Утро воскресенья тоже прошло неладно. За завтраком он повздорил с родными из-за Альберта Таггриджа. Потом впервые не получил никакого удовольствия от «Империал ньюс» — газеты, за чтением которой два миллиона британцев проводят каждое воскресное утро. Он без особого интереса прочел статью «Черные тайны европейских судов», затем «Что увидел муж» и «Бесчинства на боксерском ринге», но даже самые громкие расследования, самые возмутительные скандалы его не порадовали.

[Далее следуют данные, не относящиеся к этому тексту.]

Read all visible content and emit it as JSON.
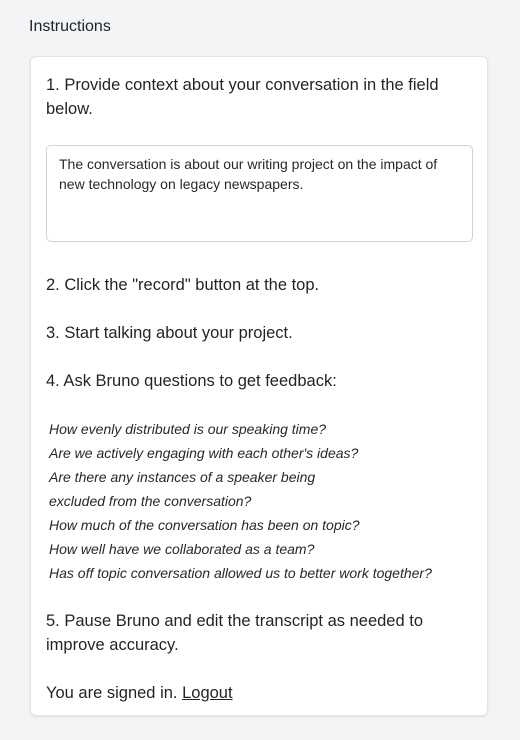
{
  "section": {
    "title": "Instructions"
  },
  "steps": {
    "step1": "1. Provide context about your conversation in the field below.",
    "context_value": "The conversation is about our writing project on the impact of new technology on legacy newspapers.",
    "step2": "2. Click the \"record\" button at the top.",
    "step3": "3. Start talking about your project.",
    "step4": "4. Ask Bruno questions to get feedback:",
    "questions": [
      "How evenly distributed is our speaking time?",
      "Are we actively engaging with each other's ideas?",
      "Are there any instances of a speaker being",
      "excluded from the conversation?",
      "How much of the conversation has been on topic?",
      "How well have we collaborated as a team?",
      "Has off topic conversation allowed us to better work together?"
    ],
    "step5": "5. Pause Bruno and edit the transcript as needed to improve accuracy."
  },
  "auth": {
    "status_text": "You are signed in.",
    "logout_label": "Logout"
  }
}
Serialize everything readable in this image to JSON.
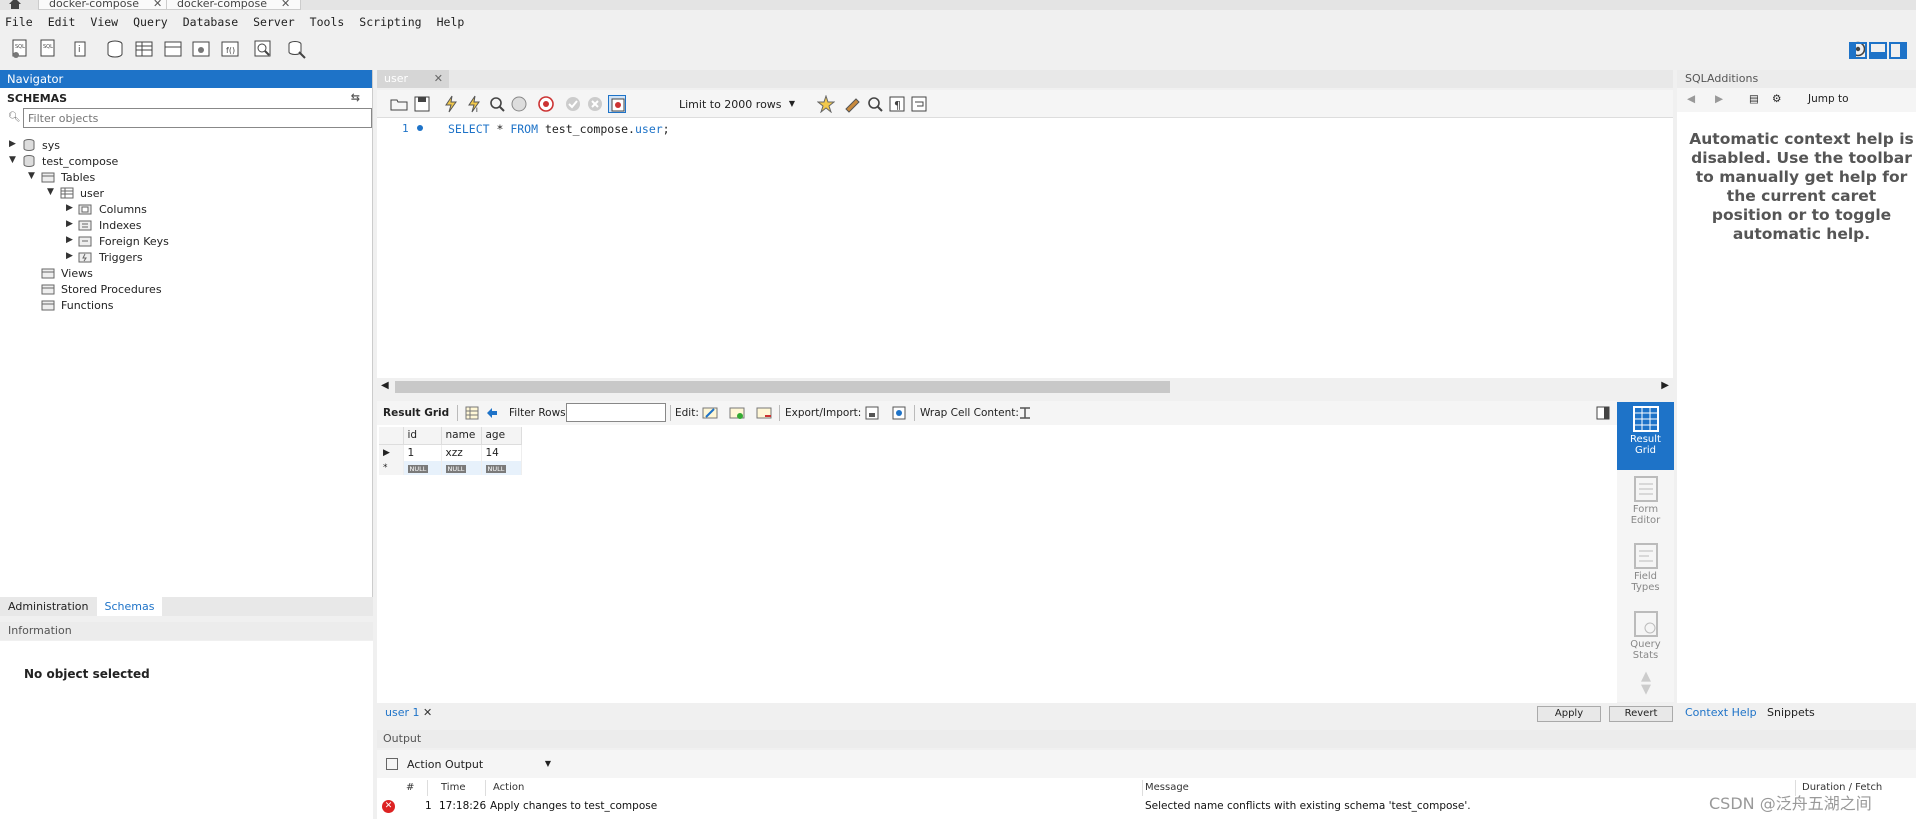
{
  "window_tabs": [
    {
      "label": "docker-compose"
    },
    {
      "label": "docker-compose"
    }
  ],
  "menu": [
    "File",
    "Edit",
    "View",
    "Query",
    "Database",
    "Server",
    "Tools",
    "Scripting",
    "Help"
  ],
  "navigator": {
    "title": "Navigator",
    "schemas_label": "SCHEMAS",
    "filter_placeholder": "Filter objects",
    "tree": {
      "sys": "sys",
      "test_compose": "test_compose",
      "tables": "Tables",
      "user": "user",
      "columns": "Columns",
      "indexes": "Indexes",
      "foreign_keys": "Foreign Keys",
      "triggers": "Triggers",
      "views": "Views",
      "stored_procedures": "Stored Procedures",
      "functions": "Functions"
    },
    "bottom_tabs": [
      "Administration",
      "Schemas"
    ],
    "info_title": "Information",
    "no_object": "No object selected"
  },
  "editor": {
    "tab_label": "user",
    "limit_label": "Limit to 2000 rows",
    "line_number": "1",
    "sql": {
      "select": "SELECT",
      "star": " * ",
      "from": "FROM",
      "schema": " test_compose.",
      "table": "user",
      "end": ";"
    }
  },
  "result": {
    "grid_label": "Result Grid",
    "filter_rows_label": "Filter Rows:",
    "edit_label": "Edit:",
    "export_label": "Export/Import:",
    "wrap_label": "Wrap Cell Content:",
    "columns": [
      "id",
      "name",
      "age"
    ],
    "rows": [
      [
        "1",
        "xzz",
        "14"
      ]
    ],
    "null_label": "NULL",
    "side_buttons": [
      {
        "line1": "Result",
        "line2": "Grid"
      },
      {
        "line1": "Form",
        "line2": "Editor"
      },
      {
        "line1": "Field",
        "line2": "Types"
      },
      {
        "line1": "Query",
        "line2": "Stats"
      }
    ],
    "bottom_tab": "user 1",
    "apply_label": "Apply",
    "revert_label": "Revert"
  },
  "output": {
    "title": "Output",
    "select_value": "Action Output",
    "headers": {
      "num": "#",
      "time": "Time",
      "action": "Action",
      "message": "Message",
      "duration": "Duration / Fetch"
    },
    "rows": [
      {
        "num": "1",
        "time": "17:18:26",
        "action": "Apply changes to test_compose",
        "message": "Selected name conflicts with existing schema 'test_compose'."
      }
    ]
  },
  "sqladditions": {
    "title": "SQLAdditions",
    "jump_to": "Jump to",
    "context_help": "Automatic context help is disabled. Use the toolbar to manually get help for the current caret position or to toggle automatic help.",
    "tabs": [
      "Context Help",
      "Snippets"
    ]
  },
  "watermark": "CSDN @泛舟五湖之间",
  "colors": {
    "accent": "#1e73c8",
    "error": "#d22222"
  }
}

В полдвенадцатого он отправился в клуб рабочих Вулгейта и не успел сесть за стойку с кружечкой пива, как узнал отвратительную новость: местным отделением профсоюза работников текстильной промышленности теперь заправляет молодой Мондери. Мистер Окройд и так был не в ладах со своим профсоюзом, а назначение Мондери, молодого фанатика с топорной физиономией, горячего сторонника русских методов, означало, что дела пойдут совсем худо. Пару недель назад в этом самом клубе мистер Окройд ввязался в долгий оживленный спор, к концу которого поверг своего противника в ужас, назвав «пролетариат» (этот термин Мондери по делу и без дела вворачивал в каждую фразу) «гнусным словечком». Кое-как допив пиво, мистер Окройд отправился домой обедать, но обед прошел в безрадостной тишине. Он понял, что вряд ли еще когда-нибудь полакомится жениной стряпней. Днем мистер Окройд на пару часов забылся беспокойным сном, потом вдруг решил прогуляться в парке, на полдороге устал и вернулся домой, где в одиночестве, пыльный и мрачный, выпил чаю. Леонард куда-то уехал, а миссис Окройд чаевничала со знакомой прихожанкой в Вулгейтской конгрегационалистской часовне. Мистер Окройд попил, поел и рассеянно выкурил две трубки «Старого моряцкого», предаваясь горестным думам о превратностях судьбы.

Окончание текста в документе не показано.